My parents were married on July 13th, 1968. As I stood looking at their wedding pictures a number of years ago, I noticed something obvious that I had missed up until then.

"Dad, why was your family not at the wedding?"

My parents were both born and raised in Denmark although they had met and married in Toronto. My mother's family immigrated when she was only eleven years old while my father came years later on his own. His response to my question is something I have pondered much since then.

"You don't realize that back then you didn't just jump on an airplane to go for a wedding even if it was your son or brother's wedding."

That's not such a remarkable response, is it?

Think again.

In all the history of the world, in the history of all mankind, we are the first generation that has the privilege travel and communication on such an enormous scale. We are the first ones capable of bringing unprecedented influence and change globally.

My grandparents were both born in the late 1800's and have since made the journey to another City. Back then, news of famine or war or tsunami was heard of with much delay. It would have come to them perhaps as half-rumor and half-truth. Information they received from far away could not be trusted much less acted on given their lack of resources and poor timing.

In the 1960's, a man named Marshall McLuhan, a University of Toronto professor, coined the phrase "global village". He envisioned a time when the world would change and become smaller through the advance of communications and technology.

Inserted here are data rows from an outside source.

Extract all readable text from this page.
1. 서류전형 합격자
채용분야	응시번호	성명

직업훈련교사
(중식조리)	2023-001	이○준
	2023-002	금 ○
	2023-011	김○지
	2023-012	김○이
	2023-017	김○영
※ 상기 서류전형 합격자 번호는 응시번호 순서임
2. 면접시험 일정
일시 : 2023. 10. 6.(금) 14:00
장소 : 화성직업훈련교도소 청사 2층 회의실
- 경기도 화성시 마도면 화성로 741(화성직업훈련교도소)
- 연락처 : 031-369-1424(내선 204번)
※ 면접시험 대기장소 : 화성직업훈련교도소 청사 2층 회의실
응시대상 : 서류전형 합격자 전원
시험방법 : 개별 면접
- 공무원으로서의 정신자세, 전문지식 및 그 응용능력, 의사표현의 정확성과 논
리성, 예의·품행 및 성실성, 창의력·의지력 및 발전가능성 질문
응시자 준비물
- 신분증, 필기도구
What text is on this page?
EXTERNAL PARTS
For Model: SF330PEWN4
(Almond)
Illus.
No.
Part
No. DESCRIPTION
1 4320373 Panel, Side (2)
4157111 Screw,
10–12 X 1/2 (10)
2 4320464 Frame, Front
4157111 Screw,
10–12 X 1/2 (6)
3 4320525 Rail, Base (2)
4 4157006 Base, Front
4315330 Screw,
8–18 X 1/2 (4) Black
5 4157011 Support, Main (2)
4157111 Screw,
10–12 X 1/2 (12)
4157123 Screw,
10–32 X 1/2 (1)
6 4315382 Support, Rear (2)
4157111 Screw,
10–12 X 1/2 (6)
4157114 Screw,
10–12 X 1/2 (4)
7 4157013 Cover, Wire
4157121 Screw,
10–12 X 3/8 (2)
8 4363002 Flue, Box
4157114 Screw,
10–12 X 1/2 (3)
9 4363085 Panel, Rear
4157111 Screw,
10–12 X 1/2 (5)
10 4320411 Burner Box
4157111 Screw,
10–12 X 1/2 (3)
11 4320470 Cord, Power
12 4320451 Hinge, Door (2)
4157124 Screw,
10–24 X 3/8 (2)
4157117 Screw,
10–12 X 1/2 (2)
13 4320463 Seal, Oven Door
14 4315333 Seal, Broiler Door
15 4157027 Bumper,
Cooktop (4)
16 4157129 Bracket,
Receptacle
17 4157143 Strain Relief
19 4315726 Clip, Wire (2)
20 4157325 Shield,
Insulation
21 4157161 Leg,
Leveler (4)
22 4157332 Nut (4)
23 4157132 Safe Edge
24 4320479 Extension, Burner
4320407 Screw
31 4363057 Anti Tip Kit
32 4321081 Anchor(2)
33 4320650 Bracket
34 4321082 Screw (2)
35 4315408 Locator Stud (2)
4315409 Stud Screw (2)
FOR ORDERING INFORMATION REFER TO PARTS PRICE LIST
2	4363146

Today, you and I live in that world.

Today we watch the world's events unfold from the comfort of our couches as we see it "live on CNN". Tsunami's in Asia. Famine in Africa. We see children dying due to simple lack of simple medication and the basic "rights" of food and water. Like Lazarus placed at the gate of the rich man, hoping to stir compassion, we have the needy from around the world placed at our gate as we turn on the TV or read Yahoo news or flip through radio stations. We cannot escape Lazarus these days. These things are no longer half-rumor and half-truth as they were a generation ago. We are the first to have the tremendous privilege to not just watch it "live", but more importantly to act on it and make an impact across the globe.

Privilege is a two-edged sword, however, since with it comes a tremendous responsibility.

I don't believe that any generation prior to this present one will be held globally responsible like ours. "When much is given, much wil be required."

Think of all we can do to make a difference! We have the ability to invest our time, talent and treasure in a way that no previous generation has ever been able to. We have been given incredibly much here in the West.

But it has not been given to be used exclusively for ourselves.

Thousands of years ago, God gave a promise to three consecutive generations, first to Abraham, and then Issac and Jacob. "I will bless you so that you will be a blessing to the nations." (Gen.12) Blessing has been given to us for a purpose. That purpose is not to live the most comfortable life possible but rather to use what we have been given to be agents of change both locally as well as globally. Today, that promise still stands. We are designed to be channels and not reservoirs of all God has given to us.

We are living our lives in a new world. Unlike Columbus, many of us are not even aware of this new land we walk in. We have within our grasp, tools that no other generation in the history of mankind has ever had. We can and must be agents of change not just in our local communities, but especially now on a global scale as we pray and dream together with our Maker.

What is He asking you to do in this New World?